Is there a more concise way to write the following C++ statements:

int max = 0;

int u = up();
if(u > max)
 max = u;

int d = down();
if(d > max)
max = d;

int r = right();
max = r > max ? r : max;  

Specifically is there a way to embed the assignment of the functions return inside the if statement/ternary operator?

+1  A: 

I'd write something like this:

int max = 0;

maximize(max, up());
maximize(max, down());
maximize(max, right());

Where maximize takes the first variable by reference, and a second variable as an offering. If the offering is greater than the first variable, then the first variable is set to the offering.

void maximize(int& v, int offering) {
   if (offering > v) {
      v = offering;
   // or use std::max


The other alternative to maximize is this one-liner nested-max expression:

// nested-max alternative; more "functional" style
int v = max(max(max(defaultValue, val1), val2), val3);

Contrast this with the multi-step refinement maximization process:

// multi-step maximize alternative; more "imperative" style
int v = defaultValue;
maximize(v, val1);
maximize(v, val2);
// perhaps do something else in between...
maximize(v, val3);

Though not as concise, this latter approach offers the following:

  • A linearized form can be more readable than a deeply nested max expression
  • You can do something in between each maximization steps if you need to
  • The order of the maximization steps are explicit
    • It's also easily to reorder by moving individual statements around

On assignment in condition

And now we address the following part of the question:

Specifically is there a way to embed the assignment of the functions return inside the if statement/ternary operator?

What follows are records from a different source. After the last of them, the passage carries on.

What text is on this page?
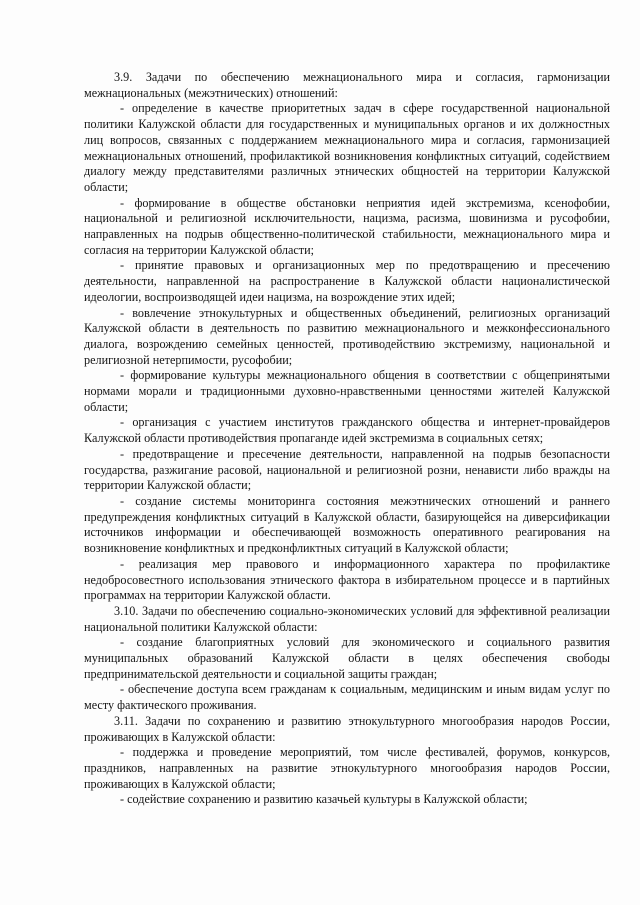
3.9. Задачи по обеспечению межнационального мира и согласия, гармонизации межнациональных (межэтнических) отношений:

- определение в качестве приоритетных задач в сфере государственной национальной политики Калужской области для государственных и муниципальных органов и их должностных лиц вопросов, связанных с поддержанием межнационального мира и согласия, гармонизацией межнациональных отношений, профилактикой возникновения конфликтных ситуаций, содействием диалогу между представителями различных этнических общностей на территории Калужской области;

- формирование в обществе обстановки неприятия идей экстремизма, ксенофобии, национальной и религиозной исключительности, нацизма, расизма, шовинизма и русофобии, направленных на подрыв общественно-политической стабильности, межнационального мира и согласия на территории Калужской области;

- принятие правовых и организационных мер по предотвращению и пресечению деятельности, направленной на распространение в Калужской области националистической идеологии, воспроизводящей идеи нацизма, на возрождение этих идей;

- вовлечение этнокультурных и общественных объединений, религиозных организаций Калужской области в деятельность по развитию межнационального и межконфессионального диалога, возрождению семейных ценностей, противодействию экстремизму, национальной и религиозной нетерпимости, русофобии;

- формирование культуры межнационального общения в соответствии с общепринятыми нормами морали и традиционными духовно-нравственными ценностями жителей Калужской области;

- организация с участием институтов гражданского общества и интернет-провайдеров Калужской области противодействия пропаганде идей экстремизма в социальных сетях;

- предотвращение и пресечение деятельности, направленной на подрыв безопасности государства, разжигание расовой, национальной и религиозной розни, ненависти либо вражды на территории Калужской области;

- создание системы мониторинга состояния межэтнических отношений и раннего предупреждения конфликтных ситуаций в Калужской области, базирующейся на диверсификации источников информации и обеспечивающей возможность оперативного реагирования на возникновение конфликтных и предконфликтных ситуаций в Калужской области;

- реализация мер правового и информационного характера по профилактике недобросовестного использования этнического фактора в избирательном процессе и в партийных программах на территории Калужской области.

3.10. Задачи по обеспечению социально-экономических условий для эффективной реализации национальной политики Калужской области:

- создание благоприятных условий для экономического и социального развития муниципальных образований Калужской области в целях обеспечения свободы предпринимательской деятельности и социальной защиты граждан;

- обеспечение доступа всем гражданам к социальным, медицинским и иным видам услуг по месту фактического проживания.

3.11. Задачи по сохранению и развитию этнокультурного многообразия народов России, проживающих в Калужской области:

- поддержка и проведение мероприятий, том числе фестивалей, форумов, конкурсов, праздников, направленных на развитие этнокультурного многообразия народов России, проживающих в Калужской области;

- содействие сохранению и развитию казачьей культуры в Калужской области;
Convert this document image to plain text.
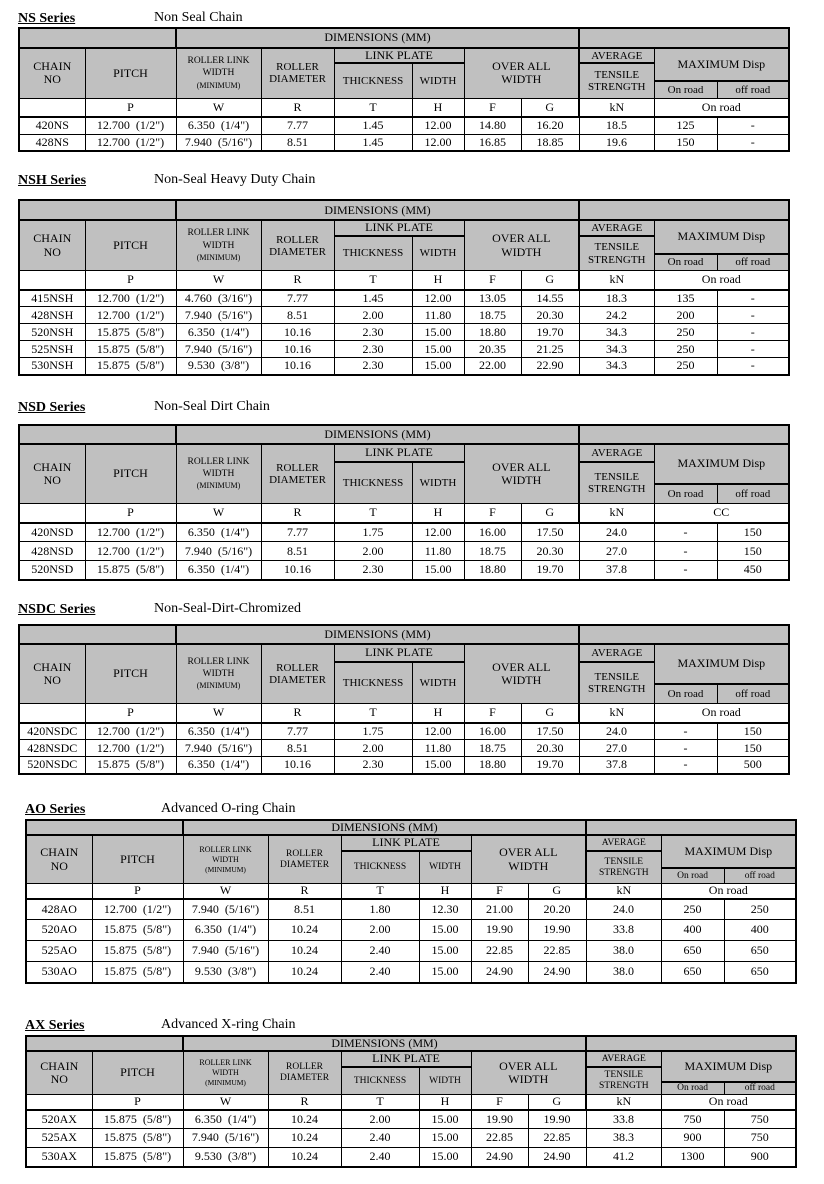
NS Series	Non Seal Chain
		DIMENSIONS (MM)								
CHAIN
NO	PITCH	ROLLER LINK
WIDTH
(MINIMUM)	ROLLER
DIAMETER	LINK PLATE		OVER ALL
WIDTH		AVERAGE	MAXIMUM Disp	
				THICKNESS	WIDTH			TENSILE
STRENGTH		
									On road	off road
	P	W	R	T	H	F	G	kN	On road	
420NS	12.700  (1/2")	6.350  (1/4")	7.77	1.45	12.00	14.80	16.20	18.5	125	-
428NS	12.700  (1/2")	7.940  (5/16")	8.51	1.45	12.00	16.85	18.85	19.6	150	-
NSH Series	Non-Seal Heavy Duty Chain
		DIMENSIONS (MM)								
CHAIN
NO	PITCH	ROLLER LINK
WIDTH
(MINIMUM)	ROLLER
DIAMETER	LINK PLATE		OVER ALL
WIDTH		AVERAGE	MAXIMUM Disp	
				THICKNESS	WIDTH			TENSILE
STRENGTH		
									On road	off road
	P	W	R	T	H	F	G	kN	On road	
415NSH	12.700  (1/2")	4.760  (3/16")	7.77	1.45	12.00	13.05	14.55	18.3	135	-
428NSH	12.700  (1/2")	7.940  (5/16")	8.51	2.00	11.80	18.75	20.30	24.2	200	-
520NSH	15.875  (5/8")	6.350  (1/4")	10.16	2.30	15.00	18.80	19.70	34.3	250	-
525NSH	15.875  (5/8")	7.940  (5/16")	10.16	2.30	15.00	20.35	21.25	34.3	250	-
530NSH	15.875  (5/8")	9.530  (3/8")	10.16	2.30	15.00	22.00	22.90	34.3	250	-
NSD Series	Non-Seal Dirt Chain
		DIMENSIONS (MM)								
CHAIN
NO	PITCH	ROLLER LINK
WIDTH
(MINIMUM)	ROLLER
DIAMETER	LINK PLATE		OVER ALL
WIDTH		AVERAGE	MAXIMUM Disp	
				THICKNESS	WIDTH			TENSILE
STRENGTH		
									On road	off road
	P	W	R	T	H	F	G	kN	CC	
420NSD	12.700  (1/2")	6.350  (1/4")	7.77	1.75	12.00	16.00	17.50	24.0	-	150
428NSD	12.700  (1/2")	7.940  (5/16")	8.51	2.00	11.80	18.75	20.30	27.0	-	150
520NSD	15.875  (5/8")	6.350  (1/4")	10.16	2.30	15.00	18.80	19.70	37.8	-	450
NSDC Series	Non-Seal-Dirt-Chromized
		DIMENSIONS (MM)								
CHAIN
NO	PITCH	ROLLER LINK
WIDTH
(MINIMUM)	ROLLER
DIAMETER	LINK PLATE		OVER ALL
WIDTH		AVERAGE	MAXIMUM Disp	
				THICKNESS	WIDTH			TENSILE
STRENGTH		
									On road	off road
	P	W	R	T	H	F	G	kN	On road	
420NSDC	12.700  (1/2")	6.350  (1/4")	7.77	1.75	12.00	16.00	17.50	24.0	-	150
428NSDC	12.700  (1/2")	7.940  (5/16")	8.51	2.00	11.80	18.75	20.30	27.0	-	150
520NSDC	15.875  (5/8")	6.350  (1/4")	10.16	2.30	15.00	18.80	19.70	37.8	-	500
AO Series	Advanced O-ring Chain
		DIMENSIONS (MM)								
CHAIN
NO	PITCH	ROLLER LINK
WIDTH
(MINIMUM)	ROLLER
DIAMETER	LINK PLATE		OVER ALL
WIDTH		AVERAGE	MAXIMUM Disp	
				THICKNESS	WIDTH			TENSILE
STRENGTH		
									On road	off road
	P	W	R	T	H	F	G	kN	On road	
428AO	12.700  (1/2")	7.940  (5/16")	8.51	1.80	12.30	21.00	20.20	24.0	250	250
520AO	15.875  (5/8")	6.350  (1/4")	10.24	2.00	15.00	19.90	19.90	33.8	400	400
525AO	15.875  (5/8")	7.940  (5/16")	10.24	2.40	15.00	22.85	22.85	38.0	650	650
530AO	15.875  (5/8")	9.530  (3/8")	10.24	2.40	15.00	24.90	24.90	38.0	650	650
AX Series	Advanced X-ring Chain
		DIMENSIONS (MM)								
CHAIN
NO	PITCH	ROLLER LINK
WIDTH
(MINIMUM)	ROLLER
DIAMETER	LINK PLATE		OVER ALL
WIDTH		AVERAGE	MAXIMUM Disp	
				THICKNESS	WIDTH			TENSILE
STRENGTH		
									On road	off road
	P	W	R	T	H	F	G	kN	On road	
520AX	15.875  (5/8")	6.350  (1/4")	10.24	2.00	15.00	19.90	19.90	33.8	750	750
525AX	15.875  (5/8")	7.940  (5/16")	10.24	2.40	15.00	22.85	22.85	38.3	900	750
530AX	15.875  (5/8")	9.530  (3/8")	10.24	2.40	15.00	24.90	24.90	41.2	1300	900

If you insist on doing something like this, you can always use a temporary variable as follows:

int offer;

if ((offer=up()) > max) {
  max = offer;
if ((offer=down()) > max) {
  max = offer;

max = ((offer=right()) > max) ? offer : max;

This does not result in a very readable code in this case, but there are idiomatic ways to use an assignment in a condition in some scenarios.

Related questions

Downvoter: explain?
+8  A: 

Assuming that:

  • The idea was to remove the local variables (i.e. you don't need u, d, r later on)
  • Evaluation order doesn't matter

... then you can just use std::max:

int m = max(max(max(0, up()), down()), right());

If this is the return value of the function:

return max(max(max(0, up()), down()), right());

Note that that can evaluate the functions in any order, rather than the string up, down, right order in your original code.

Jon Skeet
what about u, d, r variables ?
@bortao: I was assuming that the entire point of the question is to render them unnecessary.
Jon Skeet
If you really need the variables, @Bortao, then assign them just like in Alan's code and use them in place the function calls in Jon's code. It might not just be a matter of aesthetics, either. They could be important to guarantee order of evaluation. In Jon's code, `right` might be evaluated before `up` and `down`, even though the original code has it evaluated last.
Rob Kennedy
@Rob: Right - I couldn't remember the details of evaluation order in C++. Will edit to make that clear.
Jon Skeet
+3  A: 
#include <algorithm>
using namespace std;

int maxn = max(max(up(), down()), right());

If I'm not mistaken.

+1  A: 
max = std::max(right(), max);
Oli Charlesworth
Out of interest, where do the side-effects come in? Surely each function is going to be executed exactly once either way, right? Admittedly the *ordering* becomes important in my answer - but in your statement here, there's no concern about ordering as far as I can tell.
Jon Skeet
Sorry, you're correct! I was thinking of the C macro. Edited answer accordingly.
Oli Charlesworth
+3  A: 

You can embed assignments, but not variable declarations within the if statements:

int max = 0, u, d, r;

if ((u = up()) > max)
  max = u;

if ((d = down()) > max)
  max = d

max = (r = right) > max ? r : max;
+2  A: 
int u = up(), d = down(), r = right();
int max = (u > d) ? u : d;
max = (max > r) ? max : r;

Specifically is there a way to embed the assignment of the functions return inside the if statement/ternary operator?

IMO That would produce terrible legibility

+1  A: 

I would like to point out that if the execution order of up,down and right is not important, then this sequence should be used:

max(max(0,up()), max(down(),right())

because it minimizes result dependencies and should execute faster on common super scalar CPUs.